はじめに

少子高齢化で日本経済全体は縮小傾向にある中、じつは眼鏡業界はゆるやかに成長しています。というのも、団塊ジュニア世代の高齢化で老眼鏡ニーズが拡大していることや、スマホの普及で近眼の低年齢化が進んでいることなど、眼鏡愛用者率が増加しているためです。また、PC眼鏡やサングラスなど、視力が悪くなくてもかける眼鏡の需要が伸びていることも追い風です。


Zoffが上場、眼鏡関連企業の時価総額ランキング

そんな中、2024年10月18日に「Zoff」を運営するインターメスティックが、東証プライム市場に上場しました。公募価格は1,630円、初値は2,038円と25%上昇で好スタートをきりました。

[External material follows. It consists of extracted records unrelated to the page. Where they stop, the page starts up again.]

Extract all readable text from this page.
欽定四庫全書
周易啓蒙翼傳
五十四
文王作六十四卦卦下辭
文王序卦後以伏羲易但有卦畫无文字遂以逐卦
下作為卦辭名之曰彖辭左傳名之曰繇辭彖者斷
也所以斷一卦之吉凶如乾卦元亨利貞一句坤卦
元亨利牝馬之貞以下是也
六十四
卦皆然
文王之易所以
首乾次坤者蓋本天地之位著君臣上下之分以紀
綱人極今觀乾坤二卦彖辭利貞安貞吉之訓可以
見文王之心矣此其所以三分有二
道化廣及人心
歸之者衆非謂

眼鏡関連でほか上場企業は、ジンズHD(3046)、Japan Eyewear Holdings(5889)、パリミキHD(7455)、愛眼(9854)です。時価総額順に並べると1位 ジンズHD(1,383億円)、2位 Japan Eyewear Holdings(632億円)、3位 インターメスティック(624億円) 、4位パリミキHD(180億円)、5位愛眼(32億円)になります(2024年10月22日時点)。現状、ジンズHDが圧勝していますが、Japan Eyewear Holdingsとインターメスティックは、ほぼ同じで競り合っています。

特に、1位のジンズHDと3位のインターメスティックは、ビジネスモデルや商品展開が似ているように感じます。両者とも眼鏡の企画、製造、マーケティング、販売を手がけるSPA(製造小売業)型のビジネスモデルを展開しており、価格帯や店舗の雰囲気も似ています。どちらも今っぽい眼鏡をリーズナブルに買える印象です。店舗数は、JINSが国内451店舗、海外236店舗に対して、Zoffは、国内276店舗、海外36店舗と、国内海外ともにJINSが優っています。海外店舗の割合がJINSは圧倒的に高いので、その点でもZoffは一歩遅れています。

価格は、両者ともフレーム+レンズのセット価格で5,500円からスタートします。標準レンズでは、Zoffは、球面設計のレンズで紫外線約94%カット、JINSは非球面設計のレンズで紫外線99%カット。JINSは度数が強い人でも、追加料金なしで薄型レンズを選べます。となると、レンズの性能&値段のバランスをみてもJINSのほうがよさそうです。

王道の視力を矯正する眼鏡では、どうも分が悪いZoffですが、上場時にアピールしたのはサングラスでの成長です。地球温暖化で夏の日差しが強くなっていること、目の健康意識への高まりからサングラスを愛用する人が増えています。昔ほど、サングラスをしている=不審な人といった印象が薄れてきたのも追い風です。わたし自身も1年のうち7割くらいの期間で、サングラスを着用しています。その日のファッションに合わせて、サングラスを替える人も多いのではないでしょうか?

Zoffでは、45種類のサングラス用のカラーレンズを揃え、2024年7月19日には、銀座にサングラス専門店をオープンしています。25年の春入社の内定式では、内定者120人全員が、サングラスをかけて記念撮影し、話題となりました。ライバルJINSにサングラスで追いつくことができるかどうか、注目です。